At the time of writing, January 13, there had not been any significant movement upward from lenders – but neither was there any sign of the competitive rate cutting seen last year.
So, if 2024 was an intense year for the property market, what does 2025 have in store?
On the way up
2024 was an eventful year: Labour took charge for the first time in 14 years, it introduced the first ever female chancellor, and the Bank of England finally began to cut rates as inflation showed signs of abating.
As the economic environment stabilised, the market geared up for a busy beginning of 2025, especially as looming stamp duty changes in April would cost first-time buyers thousands and drive many to seek to complete their purchases before then.
But by the end of October, Labour’s first Budget in 14 years somewhat threw a spanner in the works.
The new government’s front-loading – some say anti-growth – policies threatened to keep inflation higher for longer.

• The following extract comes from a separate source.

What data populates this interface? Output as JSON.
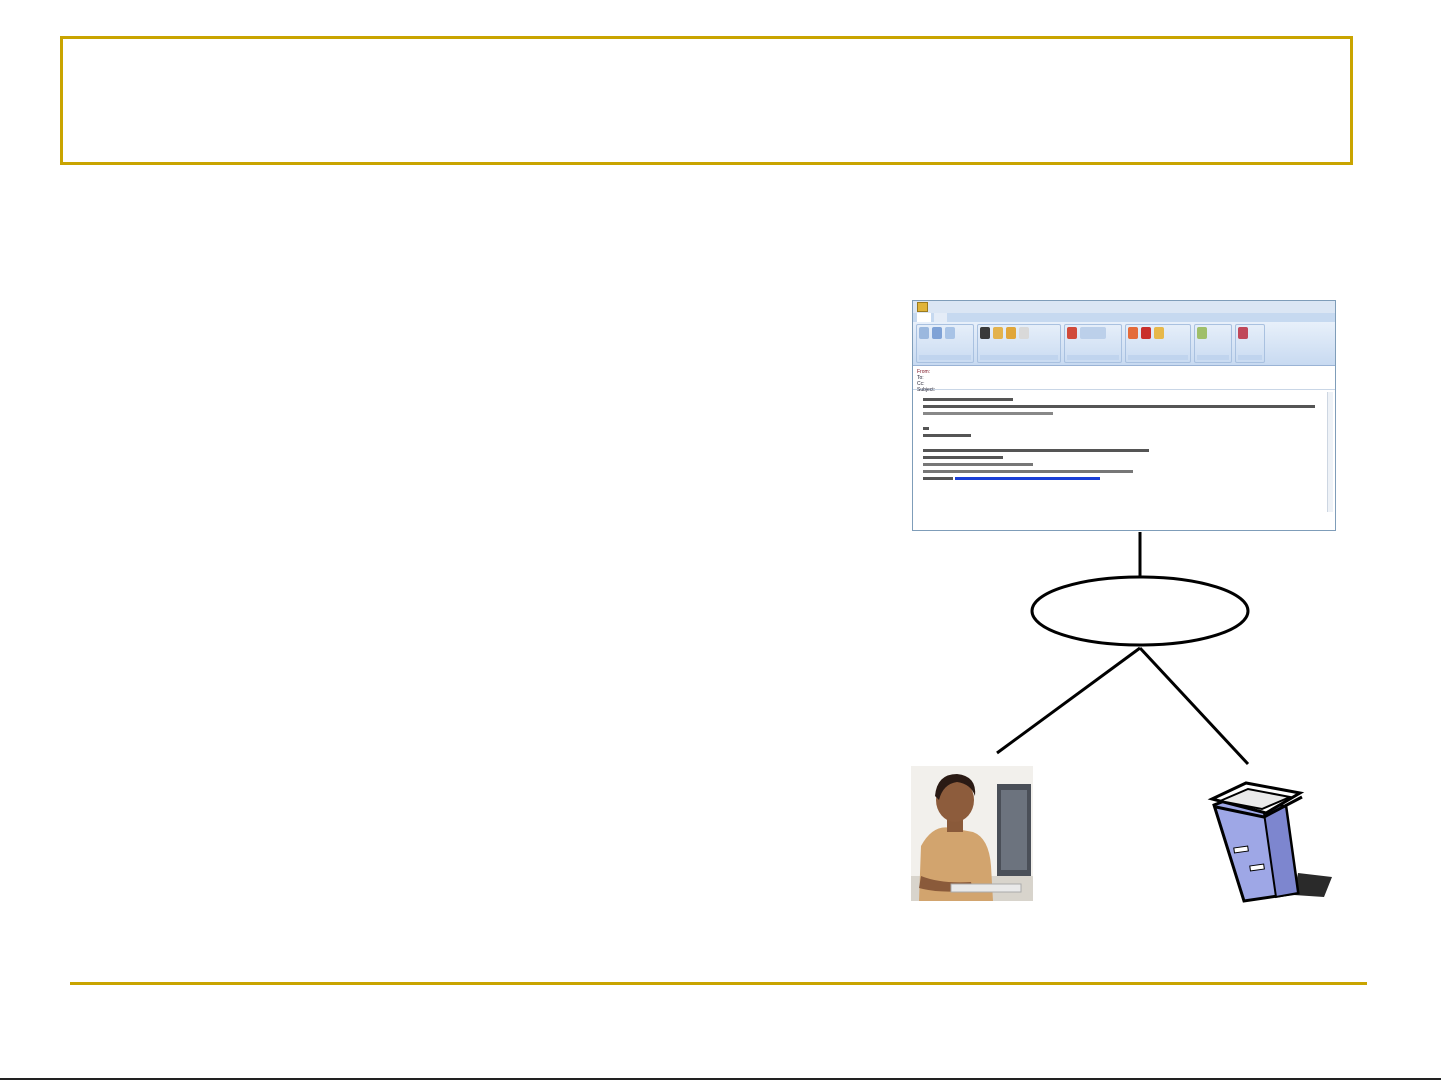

And added to Donald Trump’s second presidency starting in January, which is expected to also bring inflationary pressure, this has made the outlook for this year less rosy than it could have otherwise been.
‘Surprisingly resilient’
According to Nationwide, which published its monthly house price index on January 2, UK house prices rose 4.7 per cent in 2024, ending just below the all-time high recorded in summer 2022.
They increased 0.7 per cent month on month, following a 1.2 per cent rise in November.
Robert Gardner, Nationwide’s chief economist, said at the time of publication mortgage market activity and house prices had proven surprisingly resilient given the ongoing affordability challenges facing potential buyers.
He added: “Upcoming changes to stamp duty are likely to generate volatility, as buyers bring forward their purchases to avoid the additional tax.
“This will lead to a jump in transactions in the first three months of 2025 (especially in March) and a corresponding period of weakness in the following three to six months, as occurred in the wake of previous stamp duty changes.”